Christopher, shuttling between Jerusalem and Damascus on Tuesday, said the talks, which had been suspended by Syrian President Hafez Assad in December, would resume in Washington “within the next several days.”

The talks will involve the countries’ ambassadors to the United States, Itamar Rabinovich of Israel and Walid Muallem of Syria.

The talks that had been suspended in Washington had also involved top military officials from Israel and Syria. Christopher said Tuesday that his special Middle East coordinator, Dennis Ross, will return to the region within the next two weeks for talks aimed at getting the Israeli and Syrian military chiefs of staff to join the Washington negotiations.

The agreement to resume negotiations gave an air of success to Christopher’s six-day, five-country tour of the Middle East.

Christopher said the agreement came after what he described as intensive and productive discussions in Jerusalem and Damascus on Monday and Tuesday.

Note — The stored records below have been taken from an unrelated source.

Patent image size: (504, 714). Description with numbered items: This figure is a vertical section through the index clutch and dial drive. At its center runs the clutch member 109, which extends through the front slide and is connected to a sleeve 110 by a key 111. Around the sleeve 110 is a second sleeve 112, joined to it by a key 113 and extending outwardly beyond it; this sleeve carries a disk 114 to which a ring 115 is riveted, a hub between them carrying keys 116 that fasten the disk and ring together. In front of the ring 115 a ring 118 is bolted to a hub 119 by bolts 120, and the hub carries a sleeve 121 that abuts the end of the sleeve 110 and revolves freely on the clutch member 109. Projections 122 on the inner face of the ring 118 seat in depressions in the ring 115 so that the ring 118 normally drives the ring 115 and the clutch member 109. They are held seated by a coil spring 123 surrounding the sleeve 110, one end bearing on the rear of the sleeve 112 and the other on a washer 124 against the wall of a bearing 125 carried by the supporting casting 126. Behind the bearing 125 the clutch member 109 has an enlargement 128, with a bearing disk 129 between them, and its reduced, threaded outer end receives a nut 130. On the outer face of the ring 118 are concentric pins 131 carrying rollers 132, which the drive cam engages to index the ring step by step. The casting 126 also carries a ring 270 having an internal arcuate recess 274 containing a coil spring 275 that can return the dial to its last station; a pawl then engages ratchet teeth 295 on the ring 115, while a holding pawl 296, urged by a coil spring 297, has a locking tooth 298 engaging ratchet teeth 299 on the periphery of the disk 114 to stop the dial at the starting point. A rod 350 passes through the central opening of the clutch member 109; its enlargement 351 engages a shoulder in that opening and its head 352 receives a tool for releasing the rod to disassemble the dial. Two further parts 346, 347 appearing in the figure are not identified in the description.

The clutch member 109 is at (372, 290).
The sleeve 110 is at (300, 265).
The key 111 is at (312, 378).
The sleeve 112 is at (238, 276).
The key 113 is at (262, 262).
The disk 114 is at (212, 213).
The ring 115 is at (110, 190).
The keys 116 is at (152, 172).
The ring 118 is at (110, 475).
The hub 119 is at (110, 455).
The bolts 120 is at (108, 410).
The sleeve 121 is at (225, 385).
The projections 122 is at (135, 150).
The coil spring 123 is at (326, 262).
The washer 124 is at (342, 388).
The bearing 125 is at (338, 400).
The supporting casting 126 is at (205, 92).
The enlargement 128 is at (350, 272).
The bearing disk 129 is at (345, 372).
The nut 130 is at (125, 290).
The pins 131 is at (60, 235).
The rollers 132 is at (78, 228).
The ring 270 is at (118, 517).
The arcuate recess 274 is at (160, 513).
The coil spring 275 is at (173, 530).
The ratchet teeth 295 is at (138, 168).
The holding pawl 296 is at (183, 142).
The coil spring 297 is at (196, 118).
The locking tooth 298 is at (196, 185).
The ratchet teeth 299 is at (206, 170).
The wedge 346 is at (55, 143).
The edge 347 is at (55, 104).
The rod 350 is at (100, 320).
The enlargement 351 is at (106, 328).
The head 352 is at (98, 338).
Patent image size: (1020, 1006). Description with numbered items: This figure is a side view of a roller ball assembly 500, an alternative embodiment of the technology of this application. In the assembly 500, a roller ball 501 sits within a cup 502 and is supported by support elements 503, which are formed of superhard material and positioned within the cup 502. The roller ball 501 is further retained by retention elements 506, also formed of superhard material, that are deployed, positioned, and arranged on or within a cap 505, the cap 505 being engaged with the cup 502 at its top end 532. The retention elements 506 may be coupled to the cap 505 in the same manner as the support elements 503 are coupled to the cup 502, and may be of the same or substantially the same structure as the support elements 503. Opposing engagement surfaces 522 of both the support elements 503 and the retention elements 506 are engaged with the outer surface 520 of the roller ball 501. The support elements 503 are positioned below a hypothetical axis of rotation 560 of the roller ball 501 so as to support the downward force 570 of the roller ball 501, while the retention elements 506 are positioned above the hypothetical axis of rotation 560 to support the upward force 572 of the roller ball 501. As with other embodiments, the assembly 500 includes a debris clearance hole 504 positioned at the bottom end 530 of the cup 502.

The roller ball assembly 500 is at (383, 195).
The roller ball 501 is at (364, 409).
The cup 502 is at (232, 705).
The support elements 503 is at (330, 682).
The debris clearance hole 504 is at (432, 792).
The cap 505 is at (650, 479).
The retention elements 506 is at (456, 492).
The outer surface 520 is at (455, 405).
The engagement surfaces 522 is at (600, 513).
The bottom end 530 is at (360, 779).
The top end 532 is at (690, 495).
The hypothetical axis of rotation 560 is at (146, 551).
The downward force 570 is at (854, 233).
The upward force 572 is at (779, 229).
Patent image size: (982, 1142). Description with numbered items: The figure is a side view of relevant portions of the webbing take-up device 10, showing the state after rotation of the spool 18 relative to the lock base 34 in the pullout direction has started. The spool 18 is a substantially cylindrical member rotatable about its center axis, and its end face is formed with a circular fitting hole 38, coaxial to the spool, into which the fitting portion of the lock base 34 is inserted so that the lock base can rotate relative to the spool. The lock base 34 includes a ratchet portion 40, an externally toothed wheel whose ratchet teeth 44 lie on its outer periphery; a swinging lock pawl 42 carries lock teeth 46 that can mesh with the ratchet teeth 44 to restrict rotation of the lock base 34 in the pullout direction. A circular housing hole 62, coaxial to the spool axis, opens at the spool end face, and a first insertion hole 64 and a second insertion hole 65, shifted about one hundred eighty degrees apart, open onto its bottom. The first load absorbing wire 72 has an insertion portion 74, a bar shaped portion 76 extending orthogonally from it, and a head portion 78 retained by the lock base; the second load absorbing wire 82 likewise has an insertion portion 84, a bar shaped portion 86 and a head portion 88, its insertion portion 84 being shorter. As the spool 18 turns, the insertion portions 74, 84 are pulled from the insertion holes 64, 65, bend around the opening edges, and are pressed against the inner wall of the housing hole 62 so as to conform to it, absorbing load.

“On the basis of these discussions, direct contact between Israel and Syria will be resumed,” the American secretary told a news conference Tuesday.

When Christopher met in Damascus with Assad on Monday, there was no reported breakthrough in the long-stalled Israeli-Syrian peace negotiations.

According to U.S. officials, Monday’s talks covered all aspects of the Israeli- syrian negotiations, which have been at an impasse over the extent and timing of an Israeli withdrawal from the Golan Heights.

Christopher returned to Israel later that day, briefed Israeli leaders Tuesday on his talks with Assad and then returned to Damascus.

The agreement to resume talks came after Christopher held separate meetings with Assad and Syrian Foreign Minister Farouk al-Sharaa.

Christopher’s visit to the Middle East — his first effort at shuttle diplomacy in the region this year — began with a visit to Egypt on March 7.

He arrived in Israel two days later to the news that Israel and the Palestinians had earlier in the day agreed to set a new target date of July 1 for completing talks on an Israeli redeployment in the West Bank.

Christopher held separate meetings over the weekend with Israeli leaders and Palestine Liberation Organization leader Yasser Arafat in an effort to spur on the Israeli-Palestinian peace process, which has been put on hold in the wake of repeated terror attacks against Israelis.

During a visit to Saudi Arabia on Sunday, Christopher secured long-promised financial help for the cash-strapped Palestinian Authority from the Persian Gulf states.

During a brief stopover in Jordan on Monday before flying on to Israel, Christopher pledged that Washington would keep its promise to write off Jordan’s entire debt to the U.S. government.

President Clinton pledged to write off the Jordanian debt before Israel and Jordan signed their historic peace treaty in October. But the House Appropriations Committee recently proposed cutting the Jordanian debt relief from $275 million to $50 million.

“All those who have a stake in Middle East peace have to support Jordan,” Christopher said at a news conference after meeting with Jordan’s King Hussein. “America’s commitment to Jordan will be fulfilled.”